How can you enjoy fine wine by the glass without having the rest of the bottle turn to vinegar?
That was the challenge Greg Lambrecht set out to solve when his wife gave up alcohol while pregnant.
Frustrated by opening bottles of wine that would then go to waste, he invented Coravin -- a device that allows you to pour a glass without removing the cork.
It works like this: A thin, hollow needle is pushed through the cork to inject argon gas into the bottle. The gas pressure forces wine back up through the same needle and into the glass, while preventing the rest of the bottle from oxidizing. When the needle is withdrawn, the cork reseals.
Lambrecht's inspiration for Coravin came from medicine. After studying nuclear engineering at MIT, he went into medical engineering after working at Johnson & Johnson (JNJ).
His first start up -- Intrinsic Therapeutics -- makes technology for spine implants and cancer treatments.
"I thought - in medicine we go through things all the time with needles and don't damage them," he said.
"My dad is diabetic, he has an insulin bottle, he sticks his needle through, he drives in the insulin. Maybe I can go through this cork and try to suck out wine like my dad does with insulin?"
Coravin is available in 50 countries for $299, or $199 depending on how slick you want your model. The argon capsules cost $11 each and need replacing after 15 glasses of wine.
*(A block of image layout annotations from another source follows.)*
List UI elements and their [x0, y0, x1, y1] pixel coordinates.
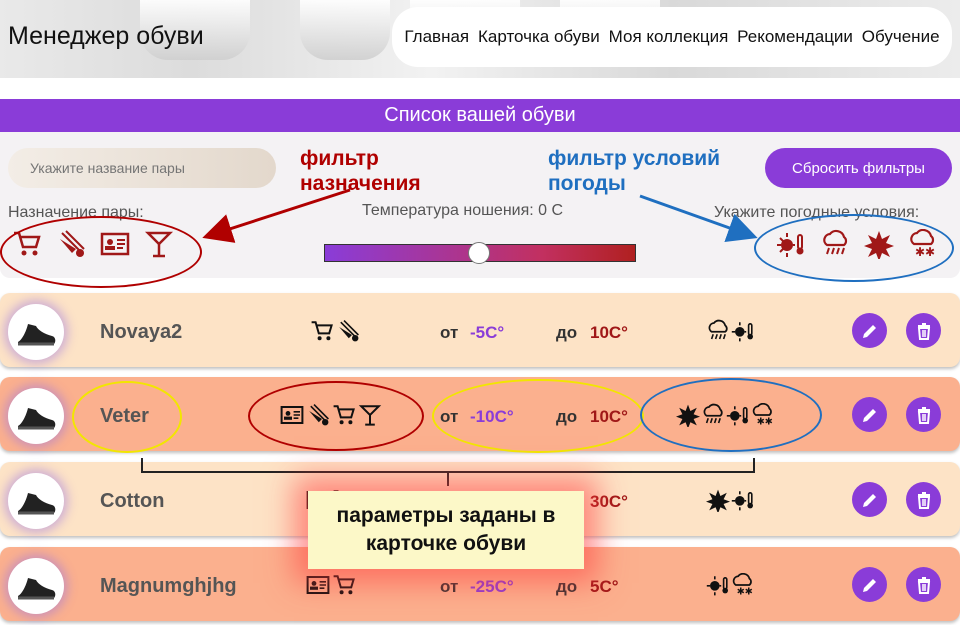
delete-button[interactable]: [906, 482, 941, 517]
from-label: от: [440, 577, 459, 596]
purpose-filter-annotation: фильтр назначения: [300, 147, 421, 195]
weather-row-ellipse: [640, 378, 822, 452]
shoe-row[interactable]: Novaya2 от -5C° до 10C°: [0, 293, 960, 367]
shoe-weather-icons: [706, 319, 755, 343]
to-label: до: [556, 323, 578, 342]
min-temperature: -5C°: [470, 323, 505, 342]
splash-icon: [706, 488, 730, 514]
shoe-avatar: [8, 473, 64, 529]
min-temperature: -25C°: [470, 577, 514, 596]
header-shoe-image: [300, 0, 390, 60]
shoe-avatar: [8, 304, 64, 360]
trash-icon: [917, 406, 930, 424]
delete-button[interactable]: [906, 313, 941, 348]
pencil-icon: [862, 493, 876, 507]
trash-icon: [917, 322, 930, 340]
edit-button[interactable]: [852, 567, 887, 602]
purpose-row-ellipse: [248, 381, 424, 451]
to-label: до: [556, 577, 578, 596]
trash-icon: [917, 576, 930, 594]
shoe-weather-icons: [706, 488, 755, 514]
max-temperature: 30C°: [590, 492, 628, 511]
max-temperature: 10C°: [590, 323, 628, 342]
nav-home[interactable]: Главная: [404, 27, 469, 47]
reset-filters-button[interactable]: Сбросить фильтры: [765, 148, 952, 188]
trash-icon: [917, 491, 930, 509]
temperature-ellipse: [432, 379, 644, 453]
panel-title: Список вашей обуви: [0, 99, 960, 132]
shoe-name: Cotton: [100, 490, 165, 512]
edit-button[interactable]: [852, 313, 887, 348]
delete-button[interactable]: [906, 397, 941, 432]
shoe-purpose-icons: [310, 319, 360, 343]
header: Менеджер обуви Главная Карточка обуви Мо…: [0, 0, 960, 78]
pencil-icon: [862, 324, 876, 338]
shoe-purpose-icons: [306, 573, 356, 597]
cart-icon: [310, 319, 334, 343]
id-card-icon: [306, 573, 330, 597]
svg-text:✱✱: ✱✱: [737, 587, 753, 597]
sun-thermometer-icon: [706, 573, 730, 597]
nav-learning[interactable]: Обучение: [862, 27, 940, 47]
temperature-label: Температура ношения: 0 С: [362, 202, 564, 219]
edit-button[interactable]: [852, 397, 887, 432]
from-label: от: [440, 323, 459, 342]
nav-my-collection[interactable]: Моя коллекция: [609, 27, 729, 47]
shoe-name: Novaya2: [100, 321, 183, 343]
delete-button[interactable]: [906, 567, 941, 602]
max-temperature: 5C°: [590, 577, 619, 596]
shoe-weather-icons: ✱✱: [706, 572, 755, 598]
purpose-filter-ellipse: [0, 216, 202, 288]
sun-thermometer-icon: [731, 319, 755, 343]
snow-icon: ✱✱: [731, 572, 755, 598]
callout: параметры заданы в карточке обуви: [308, 491, 584, 569]
sun-thermometer-icon: [731, 488, 755, 512]
name-ellipse: [72, 381, 182, 453]
shoe-avatar: [8, 388, 64, 444]
shuttlecock-icon: [336, 319, 360, 343]
nav-shoe-card[interactable]: Карточка обуви: [478, 27, 600, 47]
cart-icon: [332, 573, 356, 597]
nav-recommendations[interactable]: Рекомендации: [737, 27, 853, 47]
shoe-name: Magnumghjhg: [100, 575, 237, 597]
pencil-icon: [862, 578, 876, 592]
weather-filter-annotation: фильтр условий погоды: [548, 147, 721, 195]
rain-icon: [706, 319, 730, 343]
app-title: Менеджер обуви: [8, 22, 204, 50]
pencil-icon: [862, 408, 876, 422]
shoe-avatar: [8, 558, 64, 614]
weather-filter-ellipse: [754, 214, 954, 282]
temperature-slider-thumb[interactable]: [468, 242, 490, 264]
main-nav: Главная Карточка обуви Моя коллекция Рек…: [392, 7, 952, 67]
search-input[interactable]: [8, 148, 276, 188]
edit-button[interactable]: [852, 482, 887, 517]
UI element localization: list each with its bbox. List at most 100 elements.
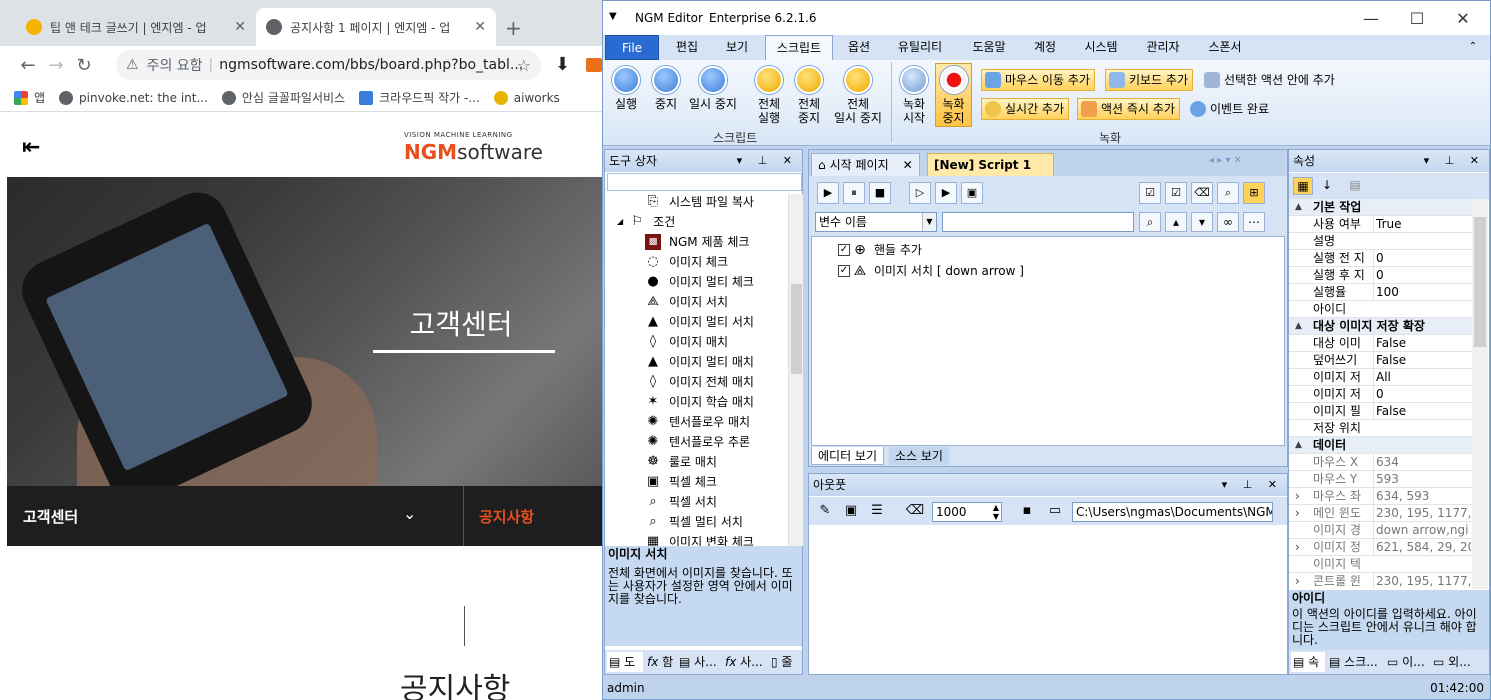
bookmark-item[interactable]: pinvoke.net: the int... bbox=[59, 90, 208, 105]
toolbox-item[interactable]: ⌕ 픽셀 멀티 서치 bbox=[645, 512, 743, 532]
expand-icon[interactable]: › bbox=[1295, 539, 1300, 556]
property-value[interactable]: True bbox=[1373, 216, 1471, 233]
new-tab-button[interactable]: + bbox=[505, 16, 522, 40]
up-icon[interactable]: ▴ bbox=[1165, 212, 1187, 232]
collapse-icon[interactable]: ▲ bbox=[1295, 437, 1302, 454]
toolbox-item[interactable]: ✺ 텐서플로우 매치 bbox=[645, 412, 751, 432]
tab-view[interactable]: 보기 bbox=[717, 35, 757, 60]
output-list-icon[interactable]: ☰ bbox=[867, 501, 887, 521]
menu-toggle-icon[interactable]: ⇤ bbox=[22, 135, 40, 160]
check-icon[interactable]: ☑ bbox=[1165, 182, 1187, 204]
panel-controls[interactable]: ▾ ⊥ ✕ bbox=[1424, 150, 1485, 172]
property-value[interactable]: All bbox=[1373, 369, 1471, 386]
tab-edit[interactable]: 편집 bbox=[667, 35, 707, 60]
expand-icon[interactable]: › bbox=[1295, 505, 1300, 522]
folder-icon[interactable]: ▭ bbox=[1045, 501, 1065, 521]
close-tab-icon[interactable]: ✕ bbox=[234, 19, 246, 35]
back-icon[interactable]: ← bbox=[14, 55, 42, 76]
site-logo[interactable]: NGMsoftware bbox=[404, 140, 543, 164]
tree-view-icon[interactable]: ⊞ bbox=[1243, 182, 1265, 204]
property-row[interactable]: 이미지 필 False bbox=[1289, 403, 1472, 420]
script-line[interactable]: ✓ ⟁ 이미지 서치 [ down arrow ] bbox=[838, 262, 1024, 280]
variable-search-input[interactable] bbox=[942, 212, 1134, 232]
output-filter-icon[interactable]: ✎ bbox=[815, 501, 835, 521]
forward-icon[interactable]: → bbox=[42, 55, 70, 76]
ribbon-collapse-icon[interactable]: ⌃ bbox=[1465, 35, 1481, 60]
record-stop-button[interactable]: 녹화 중지 bbox=[936, 66, 971, 125]
pause-all-button[interactable]: 전체 일시 중지 bbox=[829, 66, 887, 125]
property-row[interactable]: 이미지 텍 bbox=[1289, 556, 1472, 573]
toolbox-item[interactable]: ▲ 이미지 멀티 매치 bbox=[645, 352, 754, 372]
tab-help[interactable]: 도움말 bbox=[965, 35, 1013, 60]
property-value[interactable]: 621, 584, 29, 20 bbox=[1373, 539, 1471, 556]
stop-button[interactable]: 중지 bbox=[649, 66, 683, 111]
toolbox-item[interactable]: ● 이미지 멀티 체크 bbox=[645, 272, 754, 292]
panel-controls[interactable]: ▾ ⊥ ✕ bbox=[737, 150, 798, 172]
collapse-icon[interactable]: ▲ bbox=[1295, 318, 1302, 335]
toolbox-item[interactable]: ⟁ 이미지 서치 bbox=[645, 292, 728, 312]
property-row[interactable]: 이미지 저 All bbox=[1289, 369, 1472, 386]
user-tab[interactable]: ▤ 사... bbox=[677, 652, 721, 672]
property-category[interactable]: ▲ 대상 이미지 저장 확장 bbox=[1289, 318, 1472, 335]
add-mouse-move-button[interactable]: 마우스 이동 추가 bbox=[981, 69, 1095, 91]
property-value[interactable]: 634, 593 bbox=[1373, 488, 1471, 505]
toolbox-scrollbar[interactable] bbox=[788, 194, 803, 546]
property-row[interactable]: 아이디 bbox=[1289, 301, 1472, 318]
record-start-button[interactable]: 녹화 시작 bbox=[897, 66, 931, 125]
toolbox-item[interactable]: ◊ 이미지 매치 bbox=[645, 332, 728, 352]
instant-action-add-button[interactable]: 액션 즉시 추가 bbox=[1077, 98, 1180, 120]
property-row[interactable]: › 콘트롤 윈 230, 195, 1177, 10 bbox=[1289, 573, 1472, 589]
property-value[interactable]: False bbox=[1373, 403, 1471, 420]
panel-controls[interactable]: ▾ ⊥ ✕ bbox=[1222, 474, 1283, 496]
tab-scroll-icons[interactable]: ◂ ▸ ▾ ✕ bbox=[1209, 155, 1242, 166]
download-icon[interactable]: ⬇ bbox=[555, 54, 570, 75]
property-value[interactable]: 230, 195, 1177, 10 bbox=[1373, 573, 1471, 589]
categorized-icon[interactable]: ▦ bbox=[1293, 177, 1313, 195]
property-row[interactable]: 실행 전 지 0 bbox=[1289, 250, 1472, 267]
close-button[interactable]: ✕ bbox=[1443, 9, 1483, 28]
stop-icon[interactable]: ■ bbox=[869, 182, 891, 204]
user-function-tab[interactable]: fx 사... bbox=[723, 652, 767, 672]
property-row[interactable]: 대상 이미 False bbox=[1289, 335, 1472, 352]
tab-system[interactable]: 시스템 bbox=[1077, 35, 1125, 60]
property-row[interactable]: 이미지 경 down arrow,ngi bbox=[1289, 522, 1472, 539]
toolbox-item[interactable]: ◢ ⚐ 조건 bbox=[617, 212, 675, 232]
line-checkbox[interactable]: ✓ bbox=[838, 265, 850, 277]
eraser-icon[interactable]: ⌫ bbox=[905, 501, 925, 521]
tab-file[interactable]: File bbox=[605, 35, 659, 60]
subnav-category[interactable]: 고객센터 bbox=[23, 506, 78, 527]
toolbox-item[interactable]: ▣ 픽셀 체크 bbox=[645, 472, 717, 492]
toolbox-search-input[interactable] bbox=[607, 173, 802, 191]
property-value[interactable]: down arrow,ngi bbox=[1373, 522, 1471, 539]
stop-all-button[interactable]: 전체 중지 bbox=[791, 66, 827, 125]
property-category[interactable]: ▲ 기본 작업 bbox=[1289, 199, 1472, 216]
toolbox-item[interactable]: ⎘ 시스템 파일 복사 bbox=[645, 194, 754, 212]
variable-name-combo[interactable]: 변수 이름 ▼ bbox=[815, 212, 937, 232]
toolbox-item[interactable]: ◌ 이미지 체크 bbox=[645, 252, 728, 272]
bookmark-item[interactable]: 크라우드픽 작가 -... bbox=[359, 89, 480, 106]
browser-tab-1[interactable]: 팁 앤 테크 글쓰기 | 엔지엠 - 업 ✕ bbox=[16, 8, 256, 46]
run-all-button[interactable]: 전체 실행 bbox=[751, 66, 787, 125]
property-row[interactable]: 이미지 저 0 bbox=[1289, 386, 1472, 403]
properties-tab[interactable]: ▤ 속 bbox=[1291, 652, 1325, 672]
bookmark-star-icon[interactable]: ☆ bbox=[517, 56, 531, 75]
script-line[interactable]: ✓ ⊕ 핸들 추가 bbox=[838, 241, 922, 259]
line-tab[interactable]: ▯ 줄 bbox=[769, 652, 801, 672]
play-icon[interactable]: ▶ bbox=[817, 182, 839, 204]
minimize-button[interactable]: — bbox=[1351, 9, 1391, 28]
tab-utility[interactable]: 유틸리티 bbox=[891, 35, 949, 60]
property-category[interactable]: ▲ 데이터 bbox=[1289, 437, 1472, 454]
chevron-down-icon[interactable]: ⌄ bbox=[403, 504, 416, 523]
property-row[interactable]: 설명 bbox=[1289, 233, 1472, 250]
script-tab[interactable]: [New] Script 1 bbox=[927, 153, 1055, 176]
expand-icon[interactable]: › bbox=[1295, 573, 1300, 589]
toolbox-item[interactable]: ✶ 이미지 학습 매치 bbox=[645, 392, 754, 412]
bookmark-item[interactable]: aiworks bbox=[493, 90, 560, 105]
line-checkbox[interactable]: ✓ bbox=[838, 244, 850, 256]
delete-icon[interactable]: ⌫ bbox=[1191, 182, 1213, 204]
output-path-field[interactable]: C:\Users\ngmas\Documents\NGM6\ bbox=[1072, 502, 1273, 522]
toolbox-item[interactable]: ▲ 이미지 멀티 서치 bbox=[645, 312, 754, 332]
sort-az-icon[interactable]: ↓ bbox=[1317, 177, 1337, 195]
run-button[interactable]: 실행 bbox=[609, 66, 643, 111]
event-complete-button[interactable]: 이벤트 완료 bbox=[1187, 98, 1273, 120]
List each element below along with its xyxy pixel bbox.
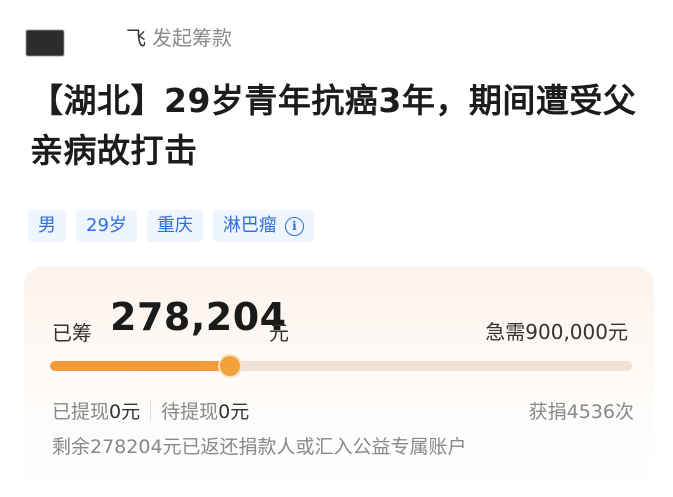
raised-unit: 元 xyxy=(269,321,289,345)
patient-tags: 男 29岁 重庆 淋巴瘤 i xyxy=(28,210,314,242)
progress-bar xyxy=(50,356,632,376)
donation-count[interactable]: 获捐4536次 xyxy=(529,397,634,424)
tag-city: 重庆 xyxy=(146,210,203,242)
organizer-line: 飞 发起筹款 xyxy=(26,16,232,56)
target-amount: 急需900,000元 xyxy=(485,320,628,344)
progress-fill xyxy=(50,361,230,371)
tag-gender: 男 xyxy=(28,210,66,242)
stats-divider xyxy=(150,400,152,421)
avatar[interactable] xyxy=(26,30,64,56)
tag-age-label: 29岁 xyxy=(86,215,127,236)
stats-row: 已提现 0元 待提现 0元 获捐4536次 xyxy=(52,397,634,424)
info-icon[interactable]: i xyxy=(284,216,304,236)
tag-disease-label: 淋巴瘤 xyxy=(222,215,277,236)
withdrawn-label: 已提现 xyxy=(52,401,110,423)
raised-amount: 278,204 xyxy=(110,295,287,339)
pending-value: 0元 xyxy=(218,401,250,423)
pending-label: 待提现 xyxy=(161,401,219,423)
tag-city-label: 重庆 xyxy=(156,215,193,236)
tag-gender-label: 男 xyxy=(38,215,56,236)
fundraising-page: 飞 发起筹款 【湖北】29岁青年抗癌3年，期间遭受父亲病故打击 男 29岁 重庆… xyxy=(0,0,673,497)
page-title: 【湖北】29岁青年抗癌3年，期间遭受父亲病故打击 xyxy=(30,81,637,170)
tag-age: 29岁 xyxy=(76,210,137,242)
tag-disease[interactable]: 淋巴瘤 i xyxy=(212,210,314,242)
progress-card: 已筹 278,204 元 急需900,000元 已提现 0元 待提现 0元 获捐… xyxy=(24,267,654,495)
organizer-action: 发起筹款 xyxy=(152,25,232,50)
withdrawn-value: 0元 xyxy=(109,401,141,423)
organizer-name[interactable]: 飞 xyxy=(126,22,146,51)
raised-label: 已筹 xyxy=(52,321,92,345)
progress-knob xyxy=(219,356,240,376)
refund-note: 剩余278204元已返还捐款人或汇入公益专属账户 xyxy=(52,436,467,458)
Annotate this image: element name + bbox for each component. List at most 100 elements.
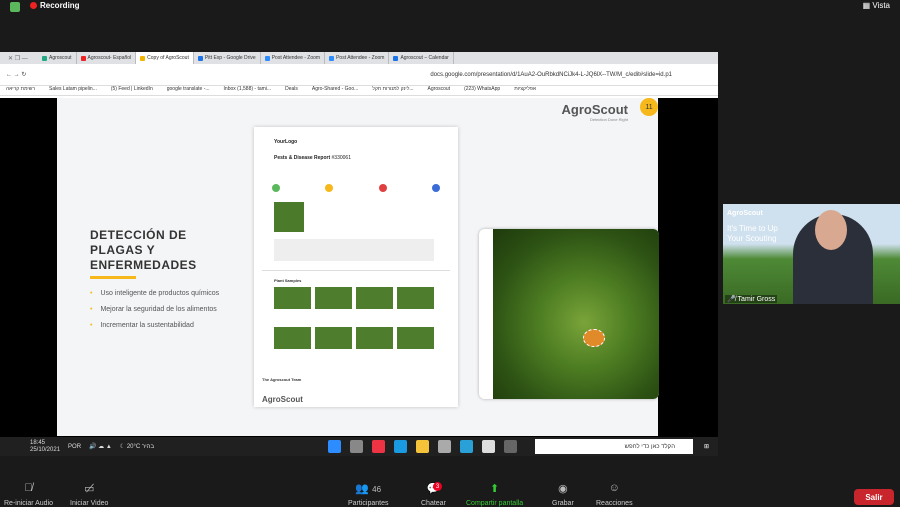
slide: AgroScout Detection Done Right 11 DETECCI… [57,98,659,436]
nav-icons[interactable]: ← → ↻ [6,71,26,78]
windows-taskbar: 18:45 25/10/2021 POR 🔊 ☁ ▲ ☾ 20°C בהיר הק… [0,437,718,456]
bookmark[interactable]: (5) Feed | LinkedIn [111,86,153,95]
audio-button[interactable]: 🎙̸ Re-iniciar Audio [4,482,53,507]
bullet-text: Mejorar la seguridad de los alimentos [100,305,217,313]
edge-icon[interactable] [394,440,407,453]
sample-image [274,287,311,309]
sample-image [356,287,393,309]
bookmark[interactable]: Deals [285,86,298,95]
bookmark[interactable]: google translate -... [167,86,210,95]
language-indicator[interactable]: POR [68,444,81,450]
video-label: Iniciar Video [70,500,109,507]
bookmark[interactable]: אפליקציות [514,86,536,95]
tab-3[interactable]: Copy of AgroScout [136,52,194,64]
sample-image [397,327,434,349]
agroscout-logo: AgroScout Detection Done Right [562,102,628,122]
report-footer: The Agroscout Team [262,377,302,382]
chat-label: Chatear [421,500,446,507]
webcam-tile[interactable]: AgroScout It's Time to Up Your Scouting … [723,204,900,304]
weather-label: בהיר [141,444,155,450]
clock[interactable]: 18:45 25/10/2021 [30,440,60,454]
bookmark[interactable]: (223) WhatsApp [464,86,500,95]
tab-6[interactable]: Post Attendee - Zoom [325,52,390,64]
chrome-icon[interactable] [372,440,385,453]
bullet-icon: • [90,321,93,329]
participants-button[interactable]: 👥 46 Participantes [348,482,388,507]
zoom-control-bar: 🎙̸ Re-iniciar Audio ▭̸ Iniciar Video 👥 46 P… [0,482,900,507]
chat-button[interactable]: 💬3Chatear [421,482,446,507]
window-controls[interactable]: ✕ ❐ — [8,55,38,62]
record-icon: ◉ [558,483,568,495]
samples-label: Plant Samples [274,278,302,283]
tab-icon [42,55,47,61]
search-placeholder: הקלד כאן כדי לחפש [624,443,675,450]
bullet-icon: • [90,289,93,297]
sample-image [274,327,311,349]
app-sidebar [479,229,493,399]
app-mockup [479,229,659,399]
store-icon[interactable] [482,440,495,453]
app-icon[interactable] [504,440,517,453]
zoom-top-bar: Recording ▦ Vista [0,0,900,14]
record-label: Grabar [552,500,574,507]
leave-button[interactable]: Salir [854,489,894,505]
share-screen-button[interactable]: ⬆ Compartir pantalla [466,482,523,507]
title-underline [90,276,136,279]
taskbar-search[interactable]: הקלד כאן כדי לחפש [535,439,693,454]
app-icon[interactable] [438,440,451,453]
bookmark[interactable]: Agroscout [428,86,451,95]
tray-icons[interactable]: 🔊 ☁ ▲ [89,443,112,450]
app-icon[interactable] [460,440,473,453]
bookmark[interactable]: Sales Latam pipelin... [49,86,97,95]
tab-1[interactable]: Agroscout [38,52,77,64]
tab-label: Agroscout [49,55,72,61]
weather[interactable]: ☾ 20°C בהיר [120,443,154,450]
report-footer-logo: AgroScout [262,395,303,404]
bookmark[interactable]: לינק למנורות חקל... [372,86,413,95]
folder-icon[interactable] [416,440,429,453]
video-off-icon: ▭̸ [84,483,95,495]
tab-label: Agroscout – Calendar [400,55,449,61]
page-number-badge: 11 [640,98,658,116]
shared-screen: ✕ ❐ — Agroscout Agroscout- Español Copy … [0,52,718,456]
leaf-photo [493,229,659,399]
report-title-text: Pests & Disease Report [274,155,331,161]
tab-label: Post Attendee - Zoom [271,55,321,61]
tab-7[interactable]: Agroscout – Calendar [389,52,454,64]
address-bar[interactable]: ← → ↻ docs.google.com/presentation/d/1Au… [0,64,718,86]
record-button[interactable]: ◉ Grabar [552,482,574,507]
app-icon[interactable] [350,440,363,453]
tab-5[interactable]: Post Attendee - Zoom [261,52,326,64]
shield-icon[interactable] [10,2,20,12]
bookmark[interactable]: Inbox (1,588) - tami... [224,86,272,95]
presentation-area: AgroScout Detection Done Right 11 DETECCI… [0,98,718,456]
webcam-banner-text: It's Time to Up Your Scouting [727,224,778,243]
video-button[interactable]: ▭̸ Iniciar Video [70,482,108,507]
taskbar-apps [328,440,517,453]
tab-4[interactable]: Pitt Exp - Google Drive [194,52,261,64]
bookmark[interactable]: רשימת קריאה [6,86,35,95]
windows-start-icon[interactable]: ⊞ [704,443,709,450]
status-circle [431,184,440,192]
reactions-icon: ☺ [608,482,620,494]
bookmark[interactable]: Agro-Shared - Goo... [312,86,358,95]
bullet-text: Incrementar la sustentabilidad [100,321,194,329]
drive-icon [197,55,203,61]
url-text[interactable]: docs.google.com/presentation/d/1AuA2-OuR… [430,72,672,78]
participant-name: 🎤̸ Tamir Gross [725,295,778,303]
recording-indicator[interactable]: Recording [30,1,80,10]
youtube-icon [80,55,86,61]
recording-label: Recording [40,1,80,10]
zoom-app-icon[interactable] [328,440,341,453]
reactions-button[interactable]: ☺ Reacciones [596,482,633,507]
status-circle [272,184,280,192]
browser-tabs: ✕ ❐ — Agroscout Agroscout- Español Copy … [0,52,718,64]
view-button[interactable]: ▦ Vista [863,1,890,10]
bullet-item: • Mejorar la seguridad de los alimentos [90,301,219,317]
webcam-brand: AgroScout [727,210,763,217]
sample-row [274,327,450,349]
tab-2[interactable]: Agroscout- Español [77,52,137,64]
logo-tagline: Detection Done Right [589,117,628,122]
share-screen-icon: ⬆ [489,483,500,495]
share-label: Compartir pantalla [466,500,524,507]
That begins to add up. The cost of pouring six glasses would add more than $4 to the price of a bottle.
But the serial entrepreneur rejects suggestions that Coravin is a luxury product.
"I use Coravin even on a $10 bottle of wine. It's about drinking the amount I want and having that wine in the perfect shape every time I taste it," Lambrecht said.
Coravin's biggest markets are in the U.S., U.K., and France but it's hoping to grow in China and Japan as well as South Africa, Australia and New Zealand.
The company hired Frédéric Lévy, former president of Nespresso North America, as CEO in 2015 to lead its expansion. One of his early deals was with Morton's The Steakhouse.
The restaurant chain was one of the first to offer premium wines by the glass using Coravin. Lambrecht says his product can save restaurateurs a whole lot of money by preventing waste.
However, individual consumers still account for 90% of Coravin's business. Lambrecht said it allows people to taste a far broader range of wine -- and that's proving particularly appealing to younger drinkers.
"I've met more Millennials who have had Txakolina wine [from the Basque County in Spain] than Cabernet," he said.